In this world of trees, bushes, and flowers the lavishness of the emperors (who had formerly often resided here), the munificence of the governors, and still more the endowments of wealthy citizens of Carthage had erected an immense number of buildings of every variety. For centuries patriotism, a certain sense of honor, and often vanity, boastfulness, and a desire to perpetuate a name, had induced wealthy citizens to keep themselves in remembrance by erecting structures for the public benefit, laying out pleasure-grounds, and putting up monuments. This local patriotism of the former citizens, both in its praiseworthy and its petty motives, had by no means died out. Solemn tombs separated by very narrow spaces lined both sides of the broad Street of Legions, which ran straight through the grove from north to south. Besides these there were buildings of every description, and also baths, ponds, little lakes with waterworks, marble quays, and dainty harbors for the light pleasure-boats, circus buildings, amphitheatres, stages, stadia for athletic sports, hippodromes, open colonnades, temples with all their numerous and extensive outbuildings scattered everywhere through the grounds of the whole park.
The grove had originally been dedicated to Aphrodite (Venus), therefore statues of this goddess and of Eros (Cupid) appeared most frequently in the wide grounds, though Christian zeal had shattered the heads, breasts, and noses of many such figures and broken the bow of many a Cupid. Since the reign of Constantine, most of the pagan temples had been converted into Christian oratories and churches, but by no means all; and those that had been withdrawn from the service of the pagan religion and not used for the Christian one had now for two centuries, with their special gardens, arbors, and grottoes, been the scenes of much vice, gambling, drunkenness, and matters even worse. The gods had been driven out; the demons had entered.
Among more than a hundred buildings in the grove, two near the Southern Gate of the city were specially conspicuous: the Old Circus and the Amphitheatre of Theodosius.

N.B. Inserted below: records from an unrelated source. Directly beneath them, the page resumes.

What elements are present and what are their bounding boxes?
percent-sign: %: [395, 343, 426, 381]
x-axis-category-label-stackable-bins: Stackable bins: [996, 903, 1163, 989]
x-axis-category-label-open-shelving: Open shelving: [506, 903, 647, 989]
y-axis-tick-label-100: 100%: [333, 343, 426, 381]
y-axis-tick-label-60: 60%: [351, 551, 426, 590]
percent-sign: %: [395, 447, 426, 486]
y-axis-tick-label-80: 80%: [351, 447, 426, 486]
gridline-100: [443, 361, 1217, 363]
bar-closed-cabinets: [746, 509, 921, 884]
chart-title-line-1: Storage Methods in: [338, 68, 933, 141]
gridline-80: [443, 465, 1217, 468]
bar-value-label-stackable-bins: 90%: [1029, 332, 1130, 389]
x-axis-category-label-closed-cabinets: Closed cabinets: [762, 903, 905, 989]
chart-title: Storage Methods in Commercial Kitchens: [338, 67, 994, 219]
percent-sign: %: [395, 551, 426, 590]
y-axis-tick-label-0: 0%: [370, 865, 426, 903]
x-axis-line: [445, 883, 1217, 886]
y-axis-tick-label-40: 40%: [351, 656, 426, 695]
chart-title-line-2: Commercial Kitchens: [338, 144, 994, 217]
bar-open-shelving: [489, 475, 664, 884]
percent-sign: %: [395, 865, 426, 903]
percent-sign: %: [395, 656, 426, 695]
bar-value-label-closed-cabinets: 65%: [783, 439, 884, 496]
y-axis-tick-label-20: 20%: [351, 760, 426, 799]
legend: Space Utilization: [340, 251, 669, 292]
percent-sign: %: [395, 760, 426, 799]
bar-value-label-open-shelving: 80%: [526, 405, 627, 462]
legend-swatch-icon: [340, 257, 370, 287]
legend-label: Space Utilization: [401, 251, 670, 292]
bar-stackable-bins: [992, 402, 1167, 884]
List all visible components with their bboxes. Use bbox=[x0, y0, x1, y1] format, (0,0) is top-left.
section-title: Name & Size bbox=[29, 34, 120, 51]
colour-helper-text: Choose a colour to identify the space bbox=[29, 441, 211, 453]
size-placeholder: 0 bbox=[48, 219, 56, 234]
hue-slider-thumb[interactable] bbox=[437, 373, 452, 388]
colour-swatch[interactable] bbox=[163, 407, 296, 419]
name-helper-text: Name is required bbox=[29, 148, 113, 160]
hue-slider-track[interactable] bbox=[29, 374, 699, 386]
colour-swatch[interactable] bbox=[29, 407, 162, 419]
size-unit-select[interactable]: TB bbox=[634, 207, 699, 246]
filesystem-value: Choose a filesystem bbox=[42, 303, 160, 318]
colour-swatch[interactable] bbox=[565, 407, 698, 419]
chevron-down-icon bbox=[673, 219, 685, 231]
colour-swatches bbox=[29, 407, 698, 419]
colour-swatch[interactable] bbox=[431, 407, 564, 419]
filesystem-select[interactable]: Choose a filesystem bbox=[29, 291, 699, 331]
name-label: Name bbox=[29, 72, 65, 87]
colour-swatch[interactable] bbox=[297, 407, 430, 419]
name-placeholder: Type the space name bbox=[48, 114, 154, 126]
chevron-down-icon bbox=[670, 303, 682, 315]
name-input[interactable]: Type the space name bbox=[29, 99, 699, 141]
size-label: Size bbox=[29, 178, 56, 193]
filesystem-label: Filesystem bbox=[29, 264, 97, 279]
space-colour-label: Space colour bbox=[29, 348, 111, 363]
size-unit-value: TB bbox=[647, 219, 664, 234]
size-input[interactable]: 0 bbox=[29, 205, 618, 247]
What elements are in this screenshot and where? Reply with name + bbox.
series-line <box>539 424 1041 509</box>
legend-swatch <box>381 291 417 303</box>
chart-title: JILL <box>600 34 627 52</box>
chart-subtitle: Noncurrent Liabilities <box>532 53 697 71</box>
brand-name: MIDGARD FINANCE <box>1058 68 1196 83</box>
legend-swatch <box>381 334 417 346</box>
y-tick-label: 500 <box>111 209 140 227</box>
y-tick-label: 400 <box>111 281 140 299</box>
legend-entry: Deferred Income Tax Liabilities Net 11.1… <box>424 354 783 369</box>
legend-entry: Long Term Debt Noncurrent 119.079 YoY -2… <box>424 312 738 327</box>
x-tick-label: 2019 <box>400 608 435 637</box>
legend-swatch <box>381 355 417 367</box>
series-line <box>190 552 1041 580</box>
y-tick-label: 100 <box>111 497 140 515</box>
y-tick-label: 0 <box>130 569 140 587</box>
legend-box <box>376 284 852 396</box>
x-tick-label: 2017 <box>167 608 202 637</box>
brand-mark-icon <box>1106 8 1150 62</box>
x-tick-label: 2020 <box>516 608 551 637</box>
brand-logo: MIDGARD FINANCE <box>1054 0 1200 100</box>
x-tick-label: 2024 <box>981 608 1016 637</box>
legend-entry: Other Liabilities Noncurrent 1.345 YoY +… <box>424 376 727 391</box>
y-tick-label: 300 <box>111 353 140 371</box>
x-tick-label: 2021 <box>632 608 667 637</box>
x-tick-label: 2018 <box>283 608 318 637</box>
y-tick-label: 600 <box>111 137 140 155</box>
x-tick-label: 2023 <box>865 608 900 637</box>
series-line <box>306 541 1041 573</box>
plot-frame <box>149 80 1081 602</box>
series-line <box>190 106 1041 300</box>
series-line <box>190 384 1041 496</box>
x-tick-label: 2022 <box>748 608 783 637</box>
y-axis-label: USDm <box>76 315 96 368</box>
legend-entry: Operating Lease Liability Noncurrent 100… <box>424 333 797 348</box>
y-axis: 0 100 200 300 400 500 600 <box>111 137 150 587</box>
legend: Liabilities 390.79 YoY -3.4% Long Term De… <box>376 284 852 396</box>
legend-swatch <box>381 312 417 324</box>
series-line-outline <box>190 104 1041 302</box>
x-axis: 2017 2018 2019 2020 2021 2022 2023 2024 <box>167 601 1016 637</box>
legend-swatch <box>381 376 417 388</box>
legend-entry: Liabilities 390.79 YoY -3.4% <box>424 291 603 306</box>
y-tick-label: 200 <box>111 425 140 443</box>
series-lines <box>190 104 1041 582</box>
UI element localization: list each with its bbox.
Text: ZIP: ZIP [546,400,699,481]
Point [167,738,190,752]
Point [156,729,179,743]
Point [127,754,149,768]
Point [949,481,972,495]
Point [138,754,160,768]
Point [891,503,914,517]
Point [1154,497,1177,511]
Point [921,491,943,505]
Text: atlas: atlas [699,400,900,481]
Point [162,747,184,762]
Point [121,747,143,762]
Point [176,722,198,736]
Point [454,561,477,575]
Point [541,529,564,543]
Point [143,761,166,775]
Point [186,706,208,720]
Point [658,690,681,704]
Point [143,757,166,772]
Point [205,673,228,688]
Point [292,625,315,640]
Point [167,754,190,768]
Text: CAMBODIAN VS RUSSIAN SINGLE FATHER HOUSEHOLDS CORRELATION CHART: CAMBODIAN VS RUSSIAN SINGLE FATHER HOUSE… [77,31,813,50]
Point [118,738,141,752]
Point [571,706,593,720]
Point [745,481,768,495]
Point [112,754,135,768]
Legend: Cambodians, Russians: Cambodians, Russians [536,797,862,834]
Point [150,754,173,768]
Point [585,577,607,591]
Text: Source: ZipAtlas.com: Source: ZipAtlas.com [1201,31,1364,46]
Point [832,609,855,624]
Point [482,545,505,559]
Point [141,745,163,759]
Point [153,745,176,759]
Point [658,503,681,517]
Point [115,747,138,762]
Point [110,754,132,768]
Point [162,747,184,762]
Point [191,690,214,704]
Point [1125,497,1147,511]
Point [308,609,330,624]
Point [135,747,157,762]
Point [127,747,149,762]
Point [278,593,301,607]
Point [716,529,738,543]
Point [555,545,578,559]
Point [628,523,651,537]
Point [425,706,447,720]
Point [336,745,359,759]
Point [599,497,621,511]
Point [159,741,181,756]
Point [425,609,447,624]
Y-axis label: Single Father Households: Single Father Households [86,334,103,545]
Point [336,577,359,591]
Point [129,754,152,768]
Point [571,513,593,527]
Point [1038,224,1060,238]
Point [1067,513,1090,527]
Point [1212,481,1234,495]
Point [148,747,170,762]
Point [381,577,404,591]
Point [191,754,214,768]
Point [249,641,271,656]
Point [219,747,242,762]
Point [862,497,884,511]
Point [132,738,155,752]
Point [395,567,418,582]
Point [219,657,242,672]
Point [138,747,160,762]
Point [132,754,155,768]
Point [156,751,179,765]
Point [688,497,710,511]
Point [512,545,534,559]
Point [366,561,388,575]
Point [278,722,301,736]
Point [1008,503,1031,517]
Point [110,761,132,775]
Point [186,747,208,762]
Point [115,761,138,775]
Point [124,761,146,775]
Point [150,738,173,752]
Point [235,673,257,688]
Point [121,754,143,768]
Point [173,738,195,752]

The Old Circus had been erected in the period of the greatest prosperity of Carthage, the whole spacious structure, with its eighty thousand seats, was planned to accommodate its great population. Now most of the rows stood empty; many of the Roman families, since the Vandal conquest, had moved away, been driven forth, exiled. The rich bronze ornaments of numerous single seats, rows, and boxes had been broken off. This was done not by the Vandals, who did not concern themselves about such trifles, but by the Roman inhabitants of the city and by the neighboring peasants; they even wrenched off and carried away the marble blocks from the buildings in the grove. The granite lower story, a double row of arches, supported the rows of marble seats, which rose from within like an amphitheatre. Outside, the Circus was surrounded by numerous entrances and outside staircases, besides niches occupied as shops, especially workshops, cookshops, taverns, and fruit booths. Here, by night and day, many evil-minded people were always lounging; from the larger ones, hidden by curtains from the eyes of the passing throng, cymbals and drums clashed, in token that, within, Syrian and Egyptian girls were performing their voluptuous dances for a few copper coins. South of the Circus was a large lake, fed with sea-water from the "Stagnum," whose whole contents could be turned into the amphitheatre directly adjoining it.